What follows are photographs from the launch event in Edenton, NC, on November 22, 2008.

Jean Fagan Yellin, editor of The Harriet Jacobs Family Papers

Jean Fagan Yellin, editor of The Harriet Jacobs Family Papers

Historical Marker featuring Harriet Jacobs - Maritime underground railroad, Chowan River

Historical marker of the maritime underground railroad at Edenton harbor. Harriet Jacobs spent seven years in hiding in a cramped attic before her eventual escape from slavery in 1842 on a schooner bound for Philadelphia.

Honor Guard, North Carolina U.S. Colored Troops Re-enactors

Honor Guard, North Carolina U.S. Colored Troops Re-enactors

1767 Chowan County Courthouse, National Historic Landmark.
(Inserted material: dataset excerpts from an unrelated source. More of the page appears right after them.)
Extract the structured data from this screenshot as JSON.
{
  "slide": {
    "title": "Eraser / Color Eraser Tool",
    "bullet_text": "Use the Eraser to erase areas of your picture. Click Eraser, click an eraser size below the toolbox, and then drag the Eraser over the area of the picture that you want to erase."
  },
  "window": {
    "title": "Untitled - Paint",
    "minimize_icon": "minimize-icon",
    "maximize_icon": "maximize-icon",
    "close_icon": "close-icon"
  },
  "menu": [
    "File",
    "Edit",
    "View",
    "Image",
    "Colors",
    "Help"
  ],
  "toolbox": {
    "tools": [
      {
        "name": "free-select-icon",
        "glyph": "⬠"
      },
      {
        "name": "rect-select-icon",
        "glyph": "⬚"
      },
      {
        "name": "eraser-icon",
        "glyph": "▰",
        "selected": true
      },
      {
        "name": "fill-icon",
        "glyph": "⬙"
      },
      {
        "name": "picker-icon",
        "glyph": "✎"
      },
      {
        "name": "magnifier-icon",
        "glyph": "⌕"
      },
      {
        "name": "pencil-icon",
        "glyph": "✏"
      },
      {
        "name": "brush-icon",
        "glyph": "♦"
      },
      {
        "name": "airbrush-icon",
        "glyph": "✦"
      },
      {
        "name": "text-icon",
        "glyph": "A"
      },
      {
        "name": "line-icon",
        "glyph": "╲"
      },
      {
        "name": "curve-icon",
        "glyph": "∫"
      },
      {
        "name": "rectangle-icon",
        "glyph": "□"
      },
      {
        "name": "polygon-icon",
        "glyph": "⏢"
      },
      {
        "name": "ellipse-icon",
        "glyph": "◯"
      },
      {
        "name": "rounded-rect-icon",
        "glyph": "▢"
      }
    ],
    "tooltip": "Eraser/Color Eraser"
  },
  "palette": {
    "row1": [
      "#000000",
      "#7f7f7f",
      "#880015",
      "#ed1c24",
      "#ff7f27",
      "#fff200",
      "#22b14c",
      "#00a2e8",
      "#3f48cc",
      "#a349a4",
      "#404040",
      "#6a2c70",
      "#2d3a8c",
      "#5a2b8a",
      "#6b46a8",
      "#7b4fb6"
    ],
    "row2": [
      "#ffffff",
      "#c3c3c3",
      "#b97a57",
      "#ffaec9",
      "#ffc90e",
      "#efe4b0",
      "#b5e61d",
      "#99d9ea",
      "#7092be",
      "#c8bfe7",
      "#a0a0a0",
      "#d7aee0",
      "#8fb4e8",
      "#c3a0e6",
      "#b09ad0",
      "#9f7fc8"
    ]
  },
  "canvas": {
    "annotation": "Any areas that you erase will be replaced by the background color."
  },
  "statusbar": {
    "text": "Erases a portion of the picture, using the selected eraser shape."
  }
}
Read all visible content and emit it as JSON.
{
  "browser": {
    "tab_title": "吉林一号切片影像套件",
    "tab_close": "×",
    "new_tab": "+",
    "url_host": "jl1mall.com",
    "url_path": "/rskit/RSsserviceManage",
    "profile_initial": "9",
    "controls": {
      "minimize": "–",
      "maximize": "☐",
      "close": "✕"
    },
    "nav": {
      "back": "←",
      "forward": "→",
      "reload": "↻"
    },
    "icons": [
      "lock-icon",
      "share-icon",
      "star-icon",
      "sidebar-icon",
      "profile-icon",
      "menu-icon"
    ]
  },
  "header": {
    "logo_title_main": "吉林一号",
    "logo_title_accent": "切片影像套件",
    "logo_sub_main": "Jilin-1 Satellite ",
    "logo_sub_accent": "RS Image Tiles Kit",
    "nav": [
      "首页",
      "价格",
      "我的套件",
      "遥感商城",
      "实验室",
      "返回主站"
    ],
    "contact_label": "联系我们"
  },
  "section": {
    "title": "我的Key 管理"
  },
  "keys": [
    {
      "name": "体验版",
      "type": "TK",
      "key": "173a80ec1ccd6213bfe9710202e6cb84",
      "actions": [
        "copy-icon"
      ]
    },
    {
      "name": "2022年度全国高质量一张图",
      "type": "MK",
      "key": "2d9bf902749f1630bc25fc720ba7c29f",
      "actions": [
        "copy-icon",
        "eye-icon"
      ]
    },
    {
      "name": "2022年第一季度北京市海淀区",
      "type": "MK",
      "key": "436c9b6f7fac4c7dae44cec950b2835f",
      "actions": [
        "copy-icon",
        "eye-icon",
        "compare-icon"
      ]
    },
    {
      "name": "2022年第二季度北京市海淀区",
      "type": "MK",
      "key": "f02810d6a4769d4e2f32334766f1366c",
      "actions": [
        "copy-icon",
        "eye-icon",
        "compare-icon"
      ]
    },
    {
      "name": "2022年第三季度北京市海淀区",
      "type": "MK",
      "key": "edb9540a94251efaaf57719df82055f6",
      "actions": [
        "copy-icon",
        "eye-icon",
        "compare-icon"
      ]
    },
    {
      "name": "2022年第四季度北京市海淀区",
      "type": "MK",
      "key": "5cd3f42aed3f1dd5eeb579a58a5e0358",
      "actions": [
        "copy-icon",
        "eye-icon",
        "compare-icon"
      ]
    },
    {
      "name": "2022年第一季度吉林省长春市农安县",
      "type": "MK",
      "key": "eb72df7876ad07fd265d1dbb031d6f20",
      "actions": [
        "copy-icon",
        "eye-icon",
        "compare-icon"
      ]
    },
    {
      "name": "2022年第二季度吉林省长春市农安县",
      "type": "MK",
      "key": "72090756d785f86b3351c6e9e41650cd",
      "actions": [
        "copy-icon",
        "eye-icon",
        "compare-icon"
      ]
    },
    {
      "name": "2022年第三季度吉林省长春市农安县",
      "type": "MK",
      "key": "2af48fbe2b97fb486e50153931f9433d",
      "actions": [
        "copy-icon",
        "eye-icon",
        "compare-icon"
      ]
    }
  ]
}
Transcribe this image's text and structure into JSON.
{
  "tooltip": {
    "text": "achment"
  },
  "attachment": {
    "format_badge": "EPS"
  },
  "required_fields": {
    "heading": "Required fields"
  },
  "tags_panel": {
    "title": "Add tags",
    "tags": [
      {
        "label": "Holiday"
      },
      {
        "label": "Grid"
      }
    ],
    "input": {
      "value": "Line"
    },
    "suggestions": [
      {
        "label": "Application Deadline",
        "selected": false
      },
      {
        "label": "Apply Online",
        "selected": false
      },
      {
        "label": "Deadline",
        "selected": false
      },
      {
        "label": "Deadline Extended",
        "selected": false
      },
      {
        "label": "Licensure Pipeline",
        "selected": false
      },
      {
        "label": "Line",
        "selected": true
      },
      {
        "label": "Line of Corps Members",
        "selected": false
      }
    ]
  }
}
Harriet Jacobs\'s grandmother, Molly Horniblow, was freed from slavery here.

1767 Chowan County Courthouse, National Historic Landmark, Edenton, NC. Harriet Jacobs's grandmother, Molly Horniblow, was freed from slavery here.

3 Comments

  1. Michelle Lanier has so eloquently and honestly expressed the essence of the spiritual impact of this very special program at the historic Chowan County Courthouse. We are indebted to her for organizing such a superb, intellectually and spiritually stimulating historical event. Although it was my first visit to Edenton, I felt a special kinship with the town and its people as the remarkable story of Harriet Jacobs’ life unfolded though the words and writings of her famous biographer, Jean Fagan Yellin. For me, the culminating event that brought the day’s activities into sharp focus was the emotional blessing offered at the programs conclusion. The minister blessed the program and thanked God for blessing our country in its evolution of democratic principles and human relations from the demeaning system of inhumane slavery and Jim Crow to the election of this country’s first African American president. For millions of disenfranchised Americans, it gives new meaning to the words of Paul Lawrence Dunbar, “I too am American.”